Wednesday, March 9, 2011
March 9, 2011 – Stir-Fry Nation
Jennifer Lee puts the melting pot metaphor to rest for the final time when she describes America as more of a stir-fry than a melting pot. She writes, “We are a stir-fry; our ingredients remain distinct, but our flavors blend together in a sauce shared by all.” It’s all in her book The Fortune Cookie Chronicles. The book has two of my favorite topics — Cultural history and in particular the immigration experience. And it’s about Chinese food. I did love this book and learned even more things about the role of Chinese Food in our culture. I have to thank the library for recommending this one. Another great pick in their On The Same Page Series.
Ironically, just before picking up this book, I did a piece for the 2011 Project on fortune cookies and then one on chop suey.
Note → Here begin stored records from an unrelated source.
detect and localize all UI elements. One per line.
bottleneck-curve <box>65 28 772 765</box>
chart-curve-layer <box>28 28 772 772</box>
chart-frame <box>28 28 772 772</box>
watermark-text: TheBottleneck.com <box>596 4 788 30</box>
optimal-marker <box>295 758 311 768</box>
So today it is about the stir-fry.
You’ll note my stir-fry is in my trusty, old, cast iron frying pan. I used to have a wok, but that never made it out here from the East Coast. Space is at a premium in a San Francisco kitchen, and you can make a stir-fry without a wok. I am sure some purists would disagree. But that is what is so great about a stir-fry there are no set rules. The stir-fry does make a great metaphor for America, because pretty much anything goes in it. I was aghast when my Australian friend Alan once tossed in peanut butter (a trick I have since copied many times. My cousin Bekah is a good cook, but when I saw the smoked kielbasa going into the stir-fry, I had my doubts. We are both half Polish-American, but I was raised on much more traditional Polish cuisine. Bekah, having far less experience with Polish food, clearly had no issues with using smoked kielbasa in a stir-fry. Needless to say, it tasted great and I do the same thing all the time. The only question is what’s next? Could I put soy sauce and hot oil on pierogis instead of sour cream and call them Polish Potstickers?